Letter: John Ellis, Save Rural Loudoun

Should Loudoun continue to allow more than twice as much new residential development in its rural areas as is allowed in neighboring Clarke, Fauquier and Prince William counties?

In principle, the county’s rural policies say “no.” The new Comprehensive Plan states that the county will “limit residential growth to protect the land resource for agricultural operations, rural economy uses, and open spaces; minimize traffic impacts; and reduce the demand for additional public facilities and services.” Prior plans had similar language.

In practice, however, the answer seems to be “yes.” Under the current zoning ordinance, adopted 20 years ago by a pro-development Board of Supervisors, rapid rural development is allowed and even encouraged.

Unless something changes, the county projects that 11,000 more residences may be built in our rural areas. This would more than double the rural population in the northern part of the county and add at least 100,000 more vehicle trips per day to existing traffic congestion on our roads. It would also result in the loss of another 70-80 square miles of farmland – more than half of what currently remains. And the loss would be permanent – once farmland is lost to new development, it is lost forever.

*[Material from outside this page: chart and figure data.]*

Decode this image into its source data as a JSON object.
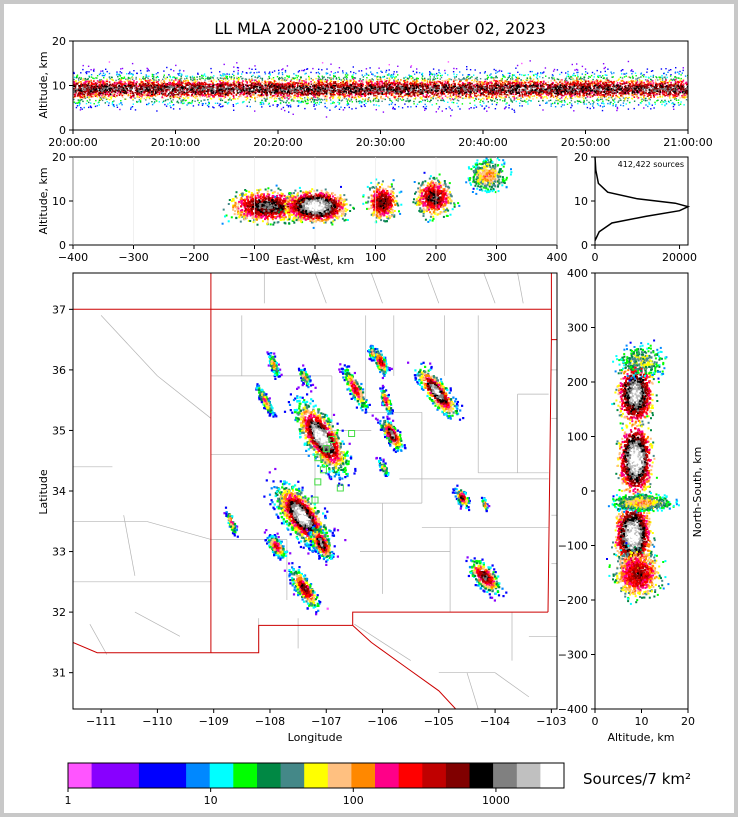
{
  "title": "LL MLA 2000-2100 UTC October 02, 2023",
  "time_height": {
    "ylabel": "Altitude, km",
    "yticks": [
      "0",
      "10",
      "20"
    ],
    "xticks": [
      "20:00:00",
      "20:10:00",
      "20:20:00",
      "20:30:00",
      "20:40:00",
      "20:50:00",
      "21:00:00"
    ]
  },
  "ew_height": {
    "xlabel": "East-West, km",
    "ylabel": "Altitude, km",
    "xticks": [
      "−400",
      "−300",
      "−200",
      "−100",
      "0",
      "100",
      "200",
      "300",
      "400"
    ],
    "yticks": [
      "0",
      "10",
      "20"
    ]
  },
  "histogram": {
    "annotation": "412,422 sources",
    "xticks": [
      "0",
      "20000"
    ],
    "yticks": [
      "0",
      "10",
      "20"
    ]
  },
  "map": {
    "xlabel": "Longitude",
    "ylabel": "Latitude",
    "xticks": [
      "−111",
      "−110",
      "−109",
      "−108",
      "−107",
      "−106",
      "−105",
      "−104",
      "−103"
    ],
    "yticks": [
      "31",
      "32",
      "33",
      "34",
      "35",
      "36",
      "37"
    ]
  },
  "ns_height": {
    "xlabel": "Altitude, km",
    "ylabel": "North-South, km",
    "xticks": [
      "0",
      "10",
      "20"
    ],
    "yticks": [
      "−400",
      "−300",
      "−200",
      "−100",
      "0",
      "100",
      "200",
      "300",
      "400"
    ]
  },
  "colorbar": {
    "title": "Sources/7 km²",
    "ticks": [
      "1",
      "10",
      "100",
      "1000"
    ],
    "colors": [
      "#ff55ff",
      "#8800ff",
      "#8800ff",
      "#0000ff",
      "#0000ff",
      "#0088ff",
      "#00ffff",
      "#00ff00",
      "#008844",
      "#448888",
      "#ffff00",
      "#ffc080",
      "#ff8800",
      "#ff0088",
      "#ff0000",
      "#c00000",
      "#800000",
      "#000000",
      "#808080",
      "#c0c0c0",
      "#ffffff"
    ]
  },
  "chart_data": [
    {
      "type": "heatmap",
      "panel": "time-altitude",
      "x_range": [
        "20:00:00",
        "21:00:00"
      ],
      "ylim": [
        0,
        20
      ],
      "ylabel": "Altitude, km",
      "description_values": {
        "dense_altitude_km": [
          6,
          13
        ],
        "peak_altitude_km": 9
      }
    },
    {
      "type": "heatmap",
      "panel": "east-west-altitude",
      "xlim": [
        -400,
        400
      ],
      "ylim": [
        0,
        20
      ],
      "xlabel": "East-West, km",
      "ylabel": "Altitude, km",
      "clusters": [
        {
          "x": -80,
          "z": 9,
          "intensity": "high"
        },
        {
          "x": 0,
          "z": 9,
          "intensity": "max"
        },
        {
          "x": 110,
          "z": 10,
          "intensity": "high"
        },
        {
          "x": 195,
          "z": 11,
          "intensity": "high"
        },
        {
          "x": 285,
          "z": 16,
          "intensity": "medium"
        }
      ]
    },
    {
      "type": "line",
      "panel": "altitude-histogram",
      "xlim": [
        0,
        22000
      ],
      "ylim": [
        0,
        20
      ],
      "x": [
        0,
        1000,
        4000,
        12000,
        20000,
        22500,
        19000,
        10000,
        3000,
        800,
        200,
        0
      ],
      "y": [
        1,
        3,
        5,
        6.5,
        7.8,
        8.7,
        9.5,
        10.5,
        12,
        14,
        17,
        20
      ]
    },
    {
      "type": "heatmap",
      "panel": "plan-view",
      "xlim": [
        -111.5,
        -102.9
      ],
      "ylim": [
        30.4,
        37.6
      ],
      "xlabel": "Longitude",
      "ylabel": "Latitude"
    },
    {
      "type": "heatmap",
      "panel": "north-south-altitude",
      "xlim": [
        0,
        20
      ],
      "ylim": [
        -400,
        400
      ],
      "xlabel": "Altitude, km",
      "ylabel": "North-South, km"
    }
  ]
}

All rural residences rely on private wells for their water supply. As more and more subdivisions are built in Loudoun’s rural west, some existing residents have already seen their wells run dry—forcing them to go through the expensive process of drilling new and deeper wells. The county has no information on how much more underground water is available but continues to act on the assumption that the resources are evenly distributed and infinite. They are not.

The rapid development of Loudoun’s rural areas creates a fiscal time bomb. The principal roads are already at full capacity and traffic congestion in our historic villages is untenable. As a result of excessive development around the village of Lucketts, county taxpayers already are on the hook for more than $200 million to widen Rt. 15 north of Leesburg. If the rest of Loudoun’s rural areas experiences similar growth, the cost of building roads and other public infrastructure and of providing schooling and other public services will be in the billions. Taxpayers in the eastern part of the county would bear the bulk of that burden.

Loudoun would not be facing these threats if our rural zoning were comparable to our neighboring counties. Simply aligning with the zoning that currently applies in Fauquier County, for example, would save hundreds of farms and significantly reduce the pressures on roads, water resources, and the county budget.

The recent outcry over the Goose Creek Overlook project shows that many Loudouners want to protect rural areas and remain concerned about excessive development. What receives less attention is that the reason the Overlook project was proposed – and will continue to move forward with modifications imposed by the County Board of Supervisors – is that it is legally permitted by the current zoning ordinance. Public protests may succeed in altering developers’ plans for this individual project but will not prevent many similar projects from moving forward in the future.

We need a more systemic and long-term solution. This year, we have perhaps the last best opportunity to find it. The county government is in the process of re-writing the entire Zoning Ordinance, including the regulations for subdividing and developing rural land.

Powerful interest groups are already lobbying county supervisors to maintain the existing pro-growth rural zoning. Save Rural Loudoun and other grassroots organizations have provided detailed explanations to the county of the potential consequences of maintaining the status quo and of the need for reform. If we do nothing, farms and other rural Loudoun lands will continue to be rapidly lost to new development.

The supervisors’ eventual decisions will depend on the extent to which they hear from their constituents. During the “Envision Loudoun” process a few years ago, thousands of citizens urged the county to preserve rural areas and restrain growth and development. The policies in the Comprehensive Plan reflect that perspective. To make those policies a reality, we must insist on parallel zoning reforms and other conservation programs.

Please call or write to your county supervisors to urge them to adopt rural preservation zoning rules that are at least as strong as our neighboring counties.